Tags: #Ciencia Ficción

Liet sujetó sus cuerdas, terminó de plantar sus ganchos, se puso en pie y miró el sinuoso arco del gusano. ¡El Creador era enorme! Poseía un aire de dignidad, de gran antigüedad, que se remontaba a las mismísimas raíces del planeta. Jamás había visto un ser semejante. Podría montarlo durante mucho tiempo, a gran velocidad.

Tal vez adelantaría a Warrick…

Su gusano corría sobre las arenas cambiantes mientras las dos lunas se alzaban en el cielo. Liet estudió su curso, con la ayuda de las estrellas y las constelaciones, siguiendo la cola del dibujo de un ratón conocido como Muad’Dib, «el que señala el camino», de manera que siempre sabía orientarse.

Cruzó el rastro ondulante de lo que tal vez era otro gran Creador que había atravesado la Gran Extensión. Era muy probable que se tratara del gusano de Warrick, pues Shai-Hulud muy pocas veces viajaba sobre la superficie, a menos que le provocaran.
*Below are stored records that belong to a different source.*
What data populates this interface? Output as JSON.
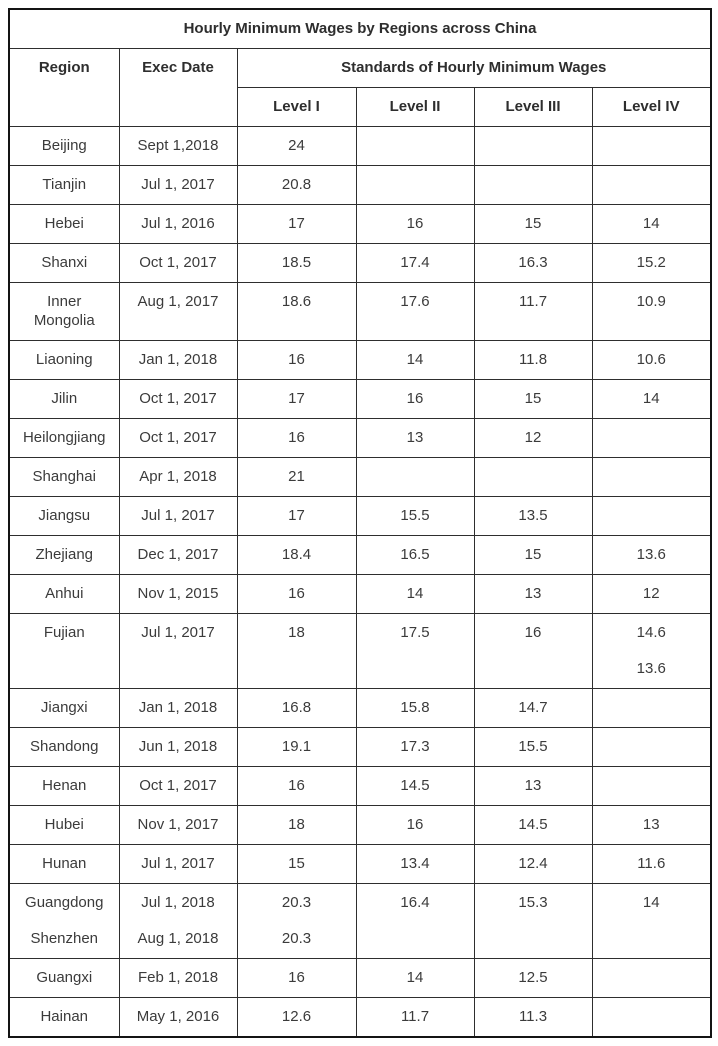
{
  "chart_data": {
    "type": "table",
    "title": "Hourly Minimum Wages by Regions across China",
    "header": {
      "region": "Region",
      "exec_date": "Exec Date",
      "standards_group": "Standards of Hourly Minimum Wages",
      "levels": [
        "Level I",
        "Level II",
        "Level III",
        "Level IV"
      ]
    },
    "columns": [
      "Region",
      "Exec Date",
      "Level I",
      "Level II",
      "Level III",
      "Level IV"
    ],
    "rows": [
      {
        "cells": [
          [
            "Beijing"
          ],
          [
            "Sept 1,2018"
          ],
          [
            "24"
          ],
          [],
          [],
          []
        ]
      },
      {
        "cells": [
          [
            "Tianjin"
          ],
          [
            "Jul 1, 2017"
          ],
          [
            "20.8"
          ],
          [],
          [],
          []
        ]
      },
      {
        "cells": [
          [
            "Hebei"
          ],
          [
            "Jul 1, 2016"
          ],
          [
            "17"
          ],
          [
            "16"
          ],
          [
            "15"
          ],
          [
            "14"
          ]
        ]
      },
      {
        "cells": [
          [
            "Shanxi"
          ],
          [
            "Oct 1, 2017"
          ],
          [
            "18.5"
          ],
          [
            "17.4"
          ],
          [
            "16.3"
          ],
          [
            "15.2"
          ]
        ]
      },
      {
        "cells": [
          [
            "Inner Mongolia"
          ],
          [
            "Aug 1, 2017"
          ],
          [
            "18.6"
          ],
          [
            "17.6"
          ],
          [
            "11.7"
          ],
          [
            "10.9"
          ]
        ]
      },
      {
        "cells": [
          [
            "Liaoning"
          ],
          [
            "Jan 1, 2018"
          ],
          [
            "16"
          ],
          [
            "14"
          ],
          [
            "11.8"
          ],
          [
            "10.6"
          ]
        ]
      },
      {
        "cells": [
          [
            "Jilin"
          ],
          [
            "Oct 1, 2017"
          ],
          [
            "17"
          ],
          [
            "16"
          ],
          [
            "15"
          ],
          [
            "14"
          ]
        ]
      },
      {
        "cells": [
          [
            "Heilongjiang"
          ],
          [
            "Oct 1, 2017"
          ],
          [
            "16"
          ],
          [
            "13"
          ],
          [
            "12"
          ],
          []
        ]
      },
      {
        "cells": [
          [
            "Shanghai"
          ],
          [
            "Apr 1, 2018"
          ],
          [
            "21"
          ],
          [],
          [],
          []
        ]
      },
      {
        "cells": [
          [
            "Jiangsu"
          ],
          [
            "Jul 1, 2017"
          ],
          [
            "17"
          ],
          [
            "15.5"
          ],
          [
            "13.5"
          ],
          []
        ]
      },
      {
        "cells": [
          [
            "Zhejiang"
          ],
          [
            "Dec 1, 2017"
          ],
          [
            "18.4"
          ],
          [
            "16.5"
          ],
          [
            "15"
          ],
          [
            "13.6"
          ]
        ]
      },
      {
        "cells": [
          [
            "Anhui"
          ],
          [
            "Nov 1, 2015"
          ],
          [
            "16"
          ],
          [
            "14"
          ],
          [
            "13"
          ],
          [
            "12"
          ]
        ]
      },
      {
        "cells": [
          [
            "Fujian"
          ],
          [
            "Jul 1, 2017"
          ],
          [
            "18"
          ],
          [
            "17.5"
          ],
          [
            "16"
          ],
          [
            "14.6",
            "13.6"
          ]
        ]
      },
      {
        "cells": [
          [
            "Jiangxi"
          ],
          [
            "Jan 1, 2018"
          ],
          [
            "16.8"
          ],
          [
            "15.8"
          ],
          [
            "14.7"
          ],
          []
        ]
      },
      {
        "cells": [
          [
            "Shandong"
          ],
          [
            "Jun 1, 2018"
          ],
          [
            "19.1"
          ],
          [
            "17.3"
          ],
          [
            "15.5"
          ],
          []
        ]
      },
      {
        "cells": [
          [
            "Henan"
          ],
          [
            "Oct 1, 2017"
          ],
          [
            "16"
          ],
          [
            "14.5"
          ],
          [
            "13"
          ],
          []
        ]
      },
      {
        "cells": [
          [
            "Hubei"
          ],
          [
            "Nov 1, 2017"
          ],
          [
            "18"
          ],
          [
            "16"
          ],
          [
            "14.5"
          ],
          [
            "13"
          ]
        ]
      },
      {
        "cells": [
          [
            "Hunan"
          ],
          [
            "Jul 1, 2017"
          ],
          [
            "15"
          ],
          [
            "13.4"
          ],
          [
            "12.4"
          ],
          [
            "11.6"
          ]
        ]
      },
      {
        "cells": [
          [
            "Guangdong",
            "Shenzhen"
          ],
          [
            "Jul 1, 2018",
            "Aug 1, 2018"
          ],
          [
            "20.3",
            "20.3"
          ],
          [
            "16.4"
          ],
          [
            "15.3"
          ],
          [
            "14"
          ]
        ]
      },
      {
        "cells": [
          [
            "Guangxi"
          ],
          [
            "Feb 1, 2018"
          ],
          [
            "16"
          ],
          [
            "14"
          ],
          [
            "12.5"
          ],
          []
        ]
      },
      {
        "cells": [
          [
            "Hainan"
          ],
          [
            "May 1, 2016"
          ],
          [
            "12.6"
          ],
          [
            "11.7"
          ],
          [
            "11.3"
          ],
          []
        ]
      }
    ]
  },
  "colors": {
    "text": "#3b3b3b",
    "header_text": "#2e2e2e",
    "border": "#2e2e2e",
    "outer_border": "#141414",
    "background": "#ffffff"
  }
}
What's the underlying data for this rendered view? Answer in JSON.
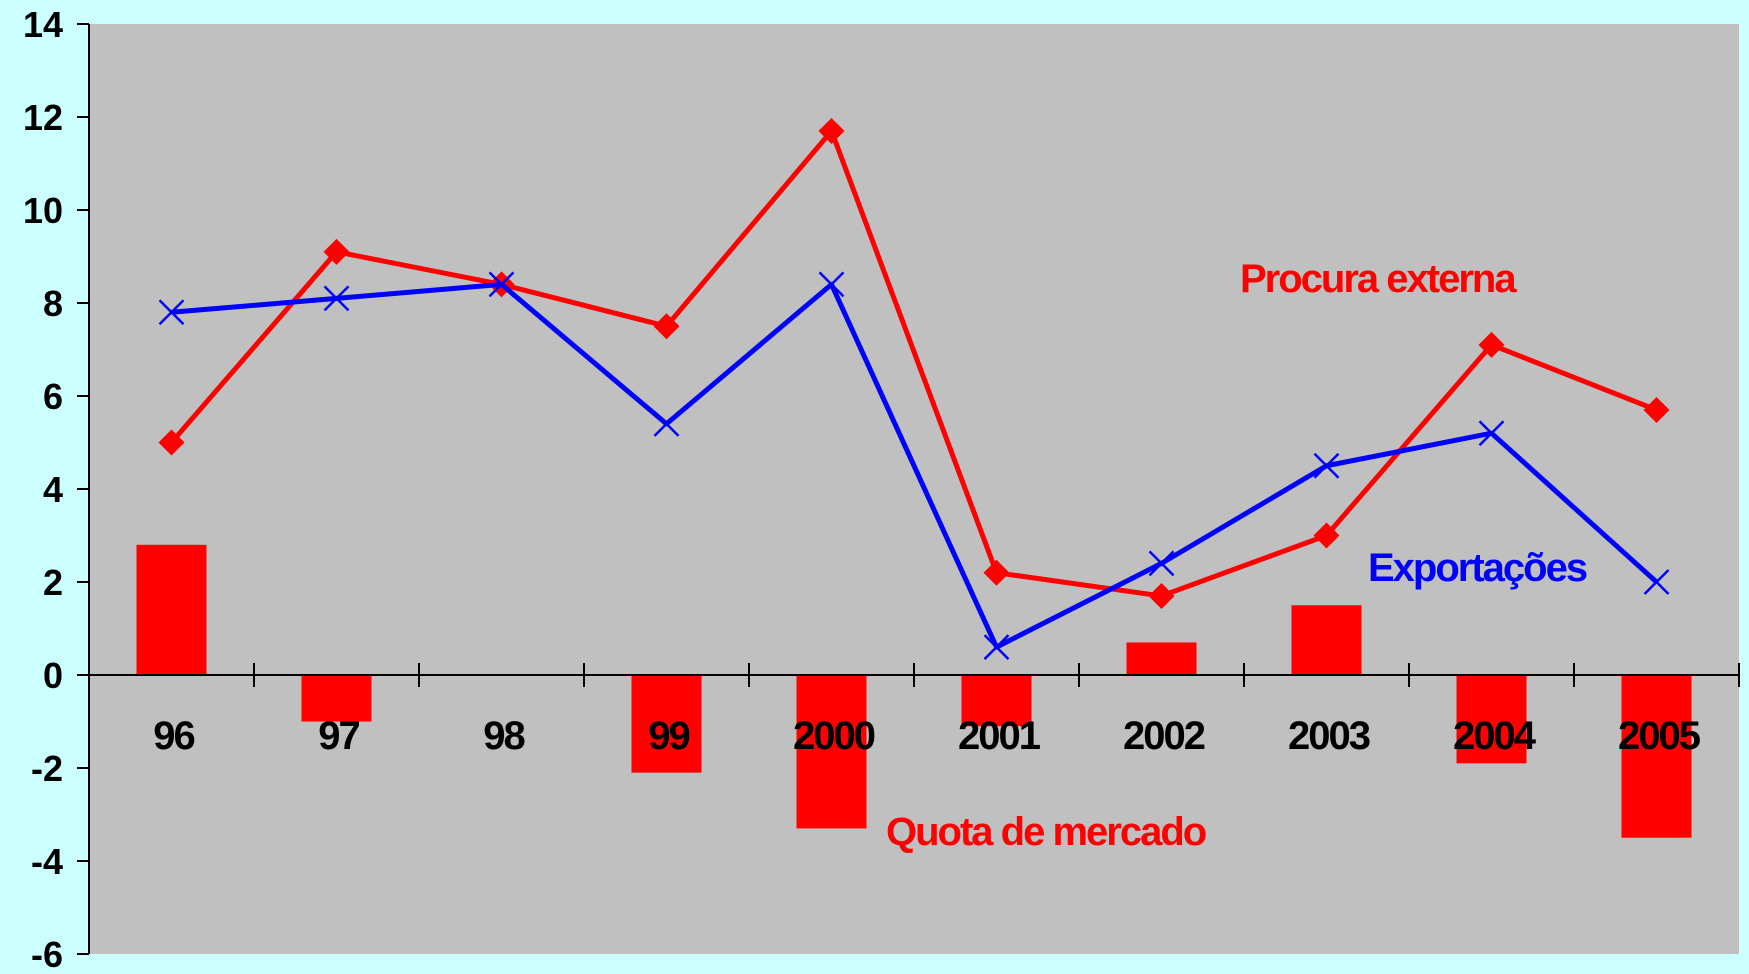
{
  "chart_data": {
    "type": "bar+line",
    "title": "",
    "xlabel": "",
    "ylabel": "",
    "ylim": [
      -6,
      14
    ],
    "yticks": [
      14,
      12,
      10,
      8,
      6,
      4,
      2,
      0,
      -2,
      -4,
      -6
    ],
    "categories": [
      "96",
      "97",
      "98",
      "99",
      "2000",
      "2001",
      "2002",
      "2003",
      "2004",
      "2005"
    ],
    "grid": false,
    "series": [
      {
        "name": "Procura externa",
        "type": "line",
        "marker": "diamond",
        "color": "#ff0000",
        "values": [
          5.0,
          9.1,
          8.4,
          7.5,
          11.7,
          2.2,
          1.7,
          3.0,
          7.1,
          5.7
        ]
      },
      {
        "name": "Exportações",
        "type": "line",
        "marker": "x",
        "color": "#0000ff",
        "values": [
          7.8,
          8.1,
          8.4,
          5.4,
          8.4,
          0.6,
          2.4,
          4.5,
          5.2,
          2.0
        ]
      },
      {
        "name": "Quota de mercado",
        "type": "bar",
        "color": "#ff0000",
        "values": [
          2.8,
          -1.0,
          0.0,
          -2.1,
          -3.3,
          -1.1,
          0.7,
          1.5,
          -1.9,
          -3.5
        ]
      }
    ]
  },
  "colors": {
    "page_background": "#ccffff",
    "plot_background": "#c0c0c0",
    "axis": "#000000"
  }
}
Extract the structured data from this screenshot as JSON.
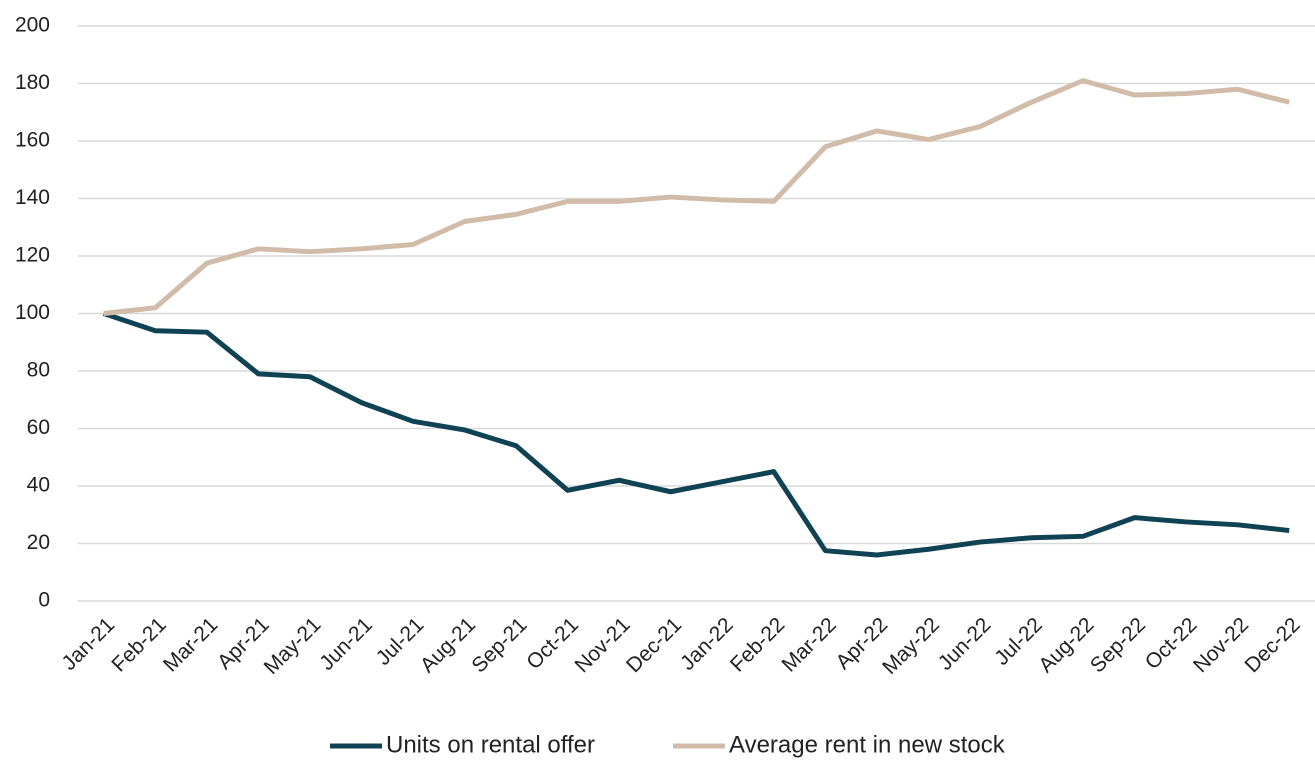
{
  "chart_data": {
    "type": "line",
    "categories": [
      "Jan-21",
      "Feb-21",
      "Mar-21",
      "Apr-21",
      "May-21",
      "Jun-21",
      "Jul-21",
      "Aug-21",
      "Sep-21",
      "Oct-21",
      "Nov-21",
      "Dec-21",
      "Jan-22",
      "Feb-22",
      "Mar-22",
      "Apr-22",
      "May-22",
      "Jun-22",
      "Jul-22",
      "Aug-22",
      "Sep-22",
      "Oct-22",
      "Nov-22",
      "Dec-22"
    ],
    "series": [
      {
        "name": "Units on rental offer",
        "color": "#0f4354",
        "values": [
          100,
          94,
          93.5,
          79,
          78,
          69,
          62.5,
          59.5,
          54,
          38.5,
          42,
          38,
          41.5,
          45,
          17.5,
          16,
          18,
          20.5,
          22,
          22.5,
          29,
          27.5,
          26.5,
          24.5
        ]
      },
      {
        "name": "Average rent in new stock",
        "color": "#d0bca8",
        "values": [
          100,
          102,
          117.5,
          122.5,
          121.5,
          122.5,
          124,
          132,
          134.5,
          139,
          139,
          140.5,
          139.5,
          139,
          158,
          163.5,
          160.5,
          165,
          173.5,
          181,
          176,
          176.5,
          178,
          173.5
        ]
      }
    ],
    "ylim": [
      0,
      200
    ],
    "yticks": [
      0,
      20,
      40,
      60,
      80,
      100,
      120,
      140,
      160,
      180,
      200
    ],
    "grid": true,
    "legend": "bottom"
  }
}
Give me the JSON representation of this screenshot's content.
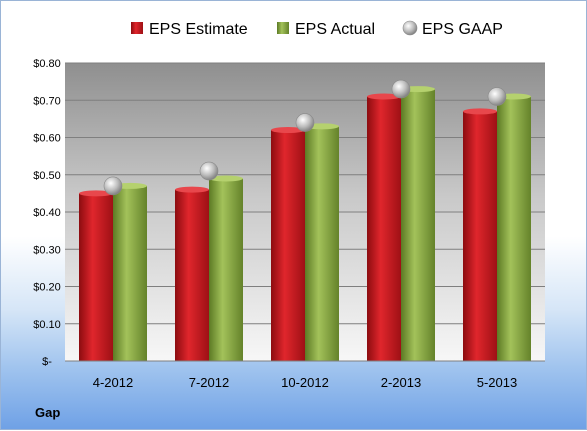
{
  "chart_data": {
    "type": "bar",
    "title": "",
    "xlabel": "",
    "ylabel": "",
    "categories": [
      "4-2012",
      "7-2012",
      "10-2012",
      "2-2013",
      "5-2013"
    ],
    "series": [
      {
        "name": "EPS Estimate",
        "kind": "bar",
        "color": "#c0181e",
        "values": [
          0.45,
          0.46,
          0.62,
          0.71,
          0.67
        ]
      },
      {
        "name": "EPS Actual",
        "kind": "bar",
        "color": "#82a03c",
        "values": [
          0.47,
          0.49,
          0.63,
          0.73,
          0.71
        ]
      },
      {
        "name": "EPS GAAP",
        "kind": "marker",
        "color": "#b4b4b4",
        "values": [
          0.47,
          0.51,
          0.64,
          0.73,
          0.71
        ]
      }
    ],
    "ylim": [
      0,
      0.8
    ],
    "yticks": [
      {
        "value": 0.8,
        "label": "$0.80"
      },
      {
        "value": 0.7,
        "label": "$0.70"
      },
      {
        "value": 0.6,
        "label": "$0.60"
      },
      {
        "value": 0.5,
        "label": "$0.50"
      },
      {
        "value": 0.4,
        "label": "$0.40"
      },
      {
        "value": 0.3,
        "label": "$0.30"
      },
      {
        "value": 0.2,
        "label": "$0.20"
      },
      {
        "value": 0.1,
        "label": "$0.10"
      },
      {
        "value": 0,
        "label": "$-"
      }
    ],
    "grid": true,
    "legend_position": "top-center",
    "footer_label": "Gap"
  }
}
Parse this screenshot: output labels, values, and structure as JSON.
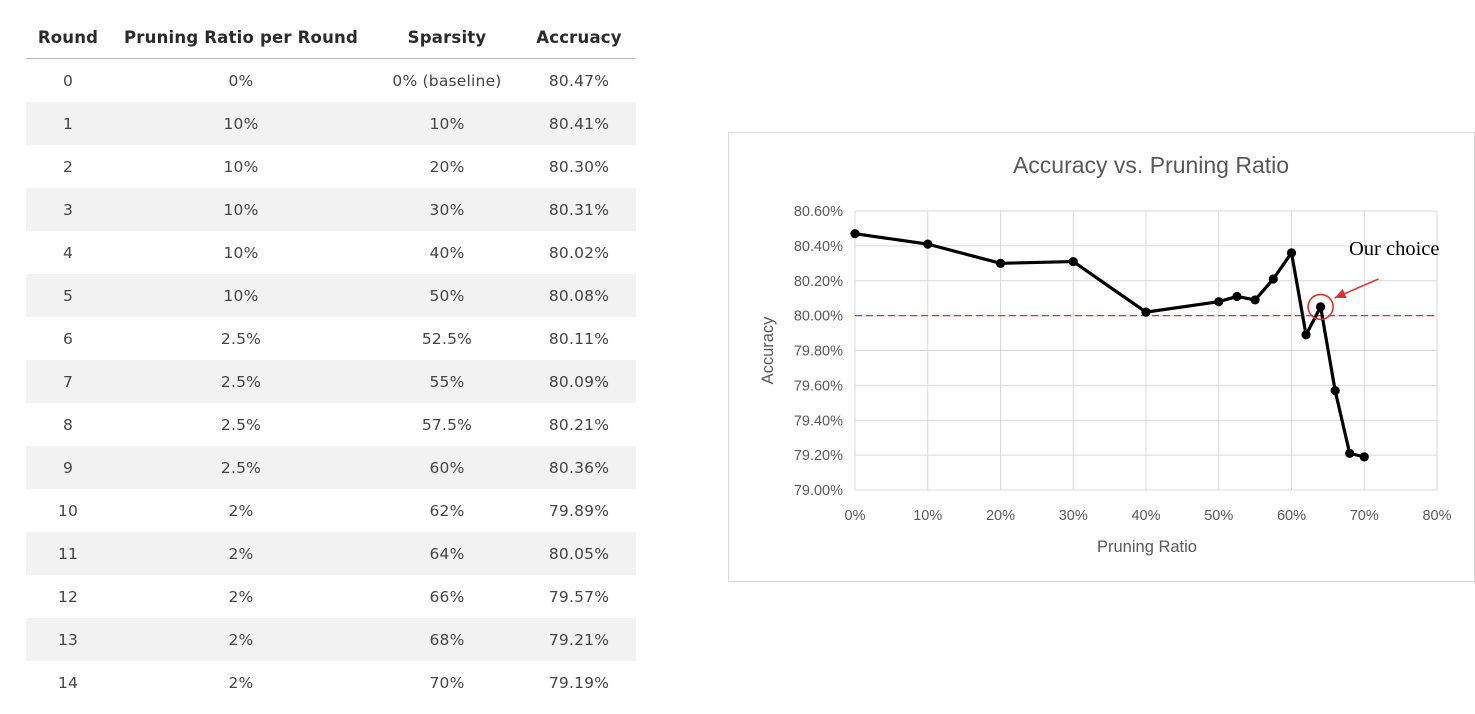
{
  "table": {
    "headers": [
      "Round",
      "Pruning Ratio per Round",
      "Sparsity",
      "Accruacy"
    ],
    "rows": [
      [
        "0",
        "0%",
        "0% (baseline)",
        "80.47%"
      ],
      [
        "1",
        "10%",
        "10%",
        "80.41%"
      ],
      [
        "2",
        "10%",
        "20%",
        "80.30%"
      ],
      [
        "3",
        "10%",
        "30%",
        "80.31%"
      ],
      [
        "4",
        "10%",
        "40%",
        "80.02%"
      ],
      [
        "5",
        "10%",
        "50%",
        "80.08%"
      ],
      [
        "6",
        "2.5%",
        "52.5%",
        "80.11%"
      ],
      [
        "7",
        "2.5%",
        "55%",
        "80.09%"
      ],
      [
        "8",
        "2.5%",
        "57.5%",
        "80.21%"
      ],
      [
        "9",
        "2.5%",
        "60%",
        "80.36%"
      ],
      [
        "10",
        "2%",
        "62%",
        "79.89%"
      ],
      [
        "11",
        "2%",
        "64%",
        "80.05%"
      ],
      [
        "12",
        "2%",
        "66%",
        "79.57%"
      ],
      [
        "13",
        "2%",
        "68%",
        "79.21%"
      ],
      [
        "14",
        "2%",
        "70%",
        "79.19%"
      ]
    ]
  },
  "chart_data": {
    "type": "line",
    "title": "Accuracy vs. Pruning Ratio",
    "xlabel": "Pruning Ratio",
    "ylabel": "Accuracy",
    "xlim": [
      0,
      80
    ],
    "ylim": [
      79.0,
      80.6
    ],
    "x_ticks": [
      "0%",
      "10%",
      "20%",
      "30%",
      "40%",
      "50%",
      "60%",
      "70%",
      "80%"
    ],
    "y_ticks": [
      "79.00%",
      "79.20%",
      "79.40%",
      "79.60%",
      "79.80%",
      "80.00%",
      "80.20%",
      "80.40%",
      "80.60%"
    ],
    "grid": true,
    "series": [
      {
        "x": [
          0,
          10,
          20,
          30,
          40,
          50,
          52.5,
          55,
          57.5,
          60,
          62,
          64,
          66,
          68,
          70
        ],
        "y": [
          80.47,
          80.41,
          80.3,
          80.31,
          80.02,
          80.08,
          80.11,
          80.09,
          80.21,
          80.36,
          79.89,
          80.05,
          79.57,
          79.21,
          79.19
        ],
        "color": "#000000"
      }
    ],
    "reference_line": {
      "y": 80.0,
      "color": "#e03030",
      "style": "dashed"
    },
    "annotation": {
      "text": "Our choice",
      "x": 64,
      "y": 80.05,
      "color": "#e03030"
    }
  }
}
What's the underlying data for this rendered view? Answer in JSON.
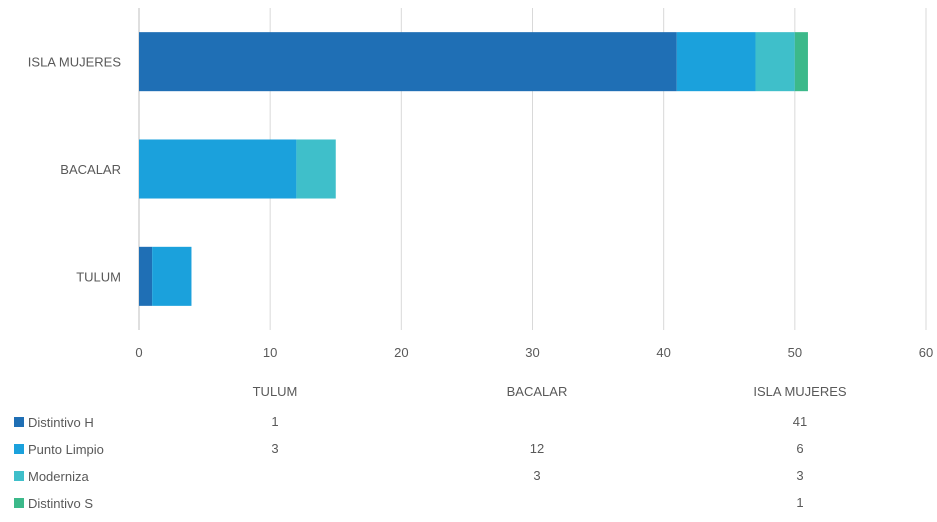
{
  "chart_data": {
    "type": "bar",
    "orientation": "horizontal",
    "stacked": true,
    "categories": [
      "TULUM",
      "BACALAR",
      "ISLA MUJERES"
    ],
    "series": [
      {
        "name": "Distintivo H",
        "color": "#1f6fb5",
        "values": [
          1,
          null,
          41
        ]
      },
      {
        "name": "Punto Limpio",
        "color": "#1ba1dc",
        "values": [
          3,
          12,
          6
        ]
      },
      {
        "name": "Moderniza",
        "color": "#3fbfca",
        "values": [
          null,
          3,
          3
        ]
      },
      {
        "name": "Distintivo S",
        "color": "#3cb98a",
        "values": [
          null,
          null,
          1
        ]
      }
    ],
    "xlim": [
      0,
      60
    ],
    "xticks": [
      0,
      10,
      20,
      30,
      40,
      50,
      60
    ],
    "grid": true,
    "data_table": true
  }
}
Liet confiaba en que la suerte estaba de su lado.

Después de muchas horas, la carrera adquirió una monótona familiaridad, y le invadió un gran sopor. Podría dormitar si se ataba al gusano, pero Liet no se atrevió. Tenía que permanecer despierto para guiar al monstruo. Si Shai-Hulud se desviaba del camino correcto, Liet perdería tiempo, y no se lo podía permitir.

Cabalgó a lomos del monstruo durante toda la noche, hasta que la aurora tiñó el cielo y apagó las estrellas. Vigilaba la aparición de algún tóptero Harkonnen, aunque las patrullas no solían cruzar la línea de los sesenta grados.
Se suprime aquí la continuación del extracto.